In particular, Dr. Ford estimates that the levying of the typical state and local communications taxes on Internet connections will have a sizeable adverse effect on broadband adoption, likely erasing all reasonable estimates of the gains to Internet adoption from the billions of dollars spent to date on federal, state and private-sector programs. Indeed, given the price sensitivity of many Americans to broadband service, eliminating the ITFA and allowing states and municipalities to tax Internet connections will set the country back many years of broadband adoption growth.
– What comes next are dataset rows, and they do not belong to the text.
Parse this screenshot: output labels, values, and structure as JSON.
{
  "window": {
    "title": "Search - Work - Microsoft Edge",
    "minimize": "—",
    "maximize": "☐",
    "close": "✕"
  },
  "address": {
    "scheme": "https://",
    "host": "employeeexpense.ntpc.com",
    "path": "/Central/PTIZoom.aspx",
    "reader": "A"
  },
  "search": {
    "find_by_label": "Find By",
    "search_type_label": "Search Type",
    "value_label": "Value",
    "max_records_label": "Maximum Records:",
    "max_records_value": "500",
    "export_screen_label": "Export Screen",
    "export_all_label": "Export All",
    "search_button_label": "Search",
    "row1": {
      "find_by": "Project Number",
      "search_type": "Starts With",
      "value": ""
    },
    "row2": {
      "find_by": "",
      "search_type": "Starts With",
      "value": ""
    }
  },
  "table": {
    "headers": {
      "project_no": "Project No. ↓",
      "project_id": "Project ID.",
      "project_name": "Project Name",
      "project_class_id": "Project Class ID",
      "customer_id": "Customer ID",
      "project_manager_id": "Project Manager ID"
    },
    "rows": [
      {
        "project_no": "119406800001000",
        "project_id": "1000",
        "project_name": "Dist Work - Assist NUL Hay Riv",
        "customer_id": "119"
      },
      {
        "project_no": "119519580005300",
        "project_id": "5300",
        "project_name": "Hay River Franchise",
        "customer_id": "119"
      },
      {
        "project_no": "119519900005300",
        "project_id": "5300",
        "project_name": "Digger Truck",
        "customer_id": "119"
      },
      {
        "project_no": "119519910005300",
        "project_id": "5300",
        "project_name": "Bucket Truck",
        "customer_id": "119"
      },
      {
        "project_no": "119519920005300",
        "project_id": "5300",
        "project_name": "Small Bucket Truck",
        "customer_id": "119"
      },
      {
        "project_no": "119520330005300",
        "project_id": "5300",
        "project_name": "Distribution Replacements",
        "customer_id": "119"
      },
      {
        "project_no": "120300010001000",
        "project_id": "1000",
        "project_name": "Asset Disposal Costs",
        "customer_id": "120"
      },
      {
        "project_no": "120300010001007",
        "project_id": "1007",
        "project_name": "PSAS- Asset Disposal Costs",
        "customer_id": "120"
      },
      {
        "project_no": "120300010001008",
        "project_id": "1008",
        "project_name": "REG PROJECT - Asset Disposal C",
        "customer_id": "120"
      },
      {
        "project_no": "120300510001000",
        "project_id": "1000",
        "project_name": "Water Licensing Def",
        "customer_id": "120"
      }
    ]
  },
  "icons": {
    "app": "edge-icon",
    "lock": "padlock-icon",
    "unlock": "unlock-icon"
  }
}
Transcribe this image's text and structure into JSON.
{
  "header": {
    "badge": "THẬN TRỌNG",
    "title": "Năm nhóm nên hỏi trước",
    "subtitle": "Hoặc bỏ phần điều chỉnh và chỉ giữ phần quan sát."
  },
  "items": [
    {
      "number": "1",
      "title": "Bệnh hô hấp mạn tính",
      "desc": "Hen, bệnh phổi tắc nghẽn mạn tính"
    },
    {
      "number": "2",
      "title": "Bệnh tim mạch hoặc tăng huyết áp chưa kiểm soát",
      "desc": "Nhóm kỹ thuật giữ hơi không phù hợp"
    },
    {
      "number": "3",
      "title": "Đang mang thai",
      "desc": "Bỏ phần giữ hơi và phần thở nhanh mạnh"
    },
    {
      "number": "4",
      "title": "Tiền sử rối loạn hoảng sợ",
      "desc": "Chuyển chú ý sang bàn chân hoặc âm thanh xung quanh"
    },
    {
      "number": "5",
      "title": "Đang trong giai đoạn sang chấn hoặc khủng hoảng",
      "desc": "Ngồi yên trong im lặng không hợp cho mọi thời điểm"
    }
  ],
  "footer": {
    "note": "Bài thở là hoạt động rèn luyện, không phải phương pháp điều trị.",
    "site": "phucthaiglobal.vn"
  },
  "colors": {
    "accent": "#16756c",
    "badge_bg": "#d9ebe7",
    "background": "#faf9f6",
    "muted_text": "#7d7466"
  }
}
For example, Dr. Ford estimates that if the effective state or local tax rate was 10%, then six years of fixed-line growth would be reversed, returning the adoption rate to the level observed in 2008. And, while wireless service adoption has been growing rapidly in the last few years, Dr. Ford estimates that the imposition of state and local taxes on wireless connections could easily reduce the adoption rate to the level seen two or three years ago.
Dr. Ford also shows that failure to extend the ITFA could adversely impact how the United States is ranked by the OECD for broadband adoption. For fixed-line connections, Dr. Ford estimates that a loss of 5 million connections would lower the U.S. one spot in the OECD's rankings, and a loss of 13.5 million fixed lines would cause the U.S. to fall from a rank of 16 to 21. For wireless, a plausible loss of 30 million lines would result in a 10% drop in adoption and would move the U.S. from the 7th to the 9th spot in the OECD's rankings of mobile broadband adoption.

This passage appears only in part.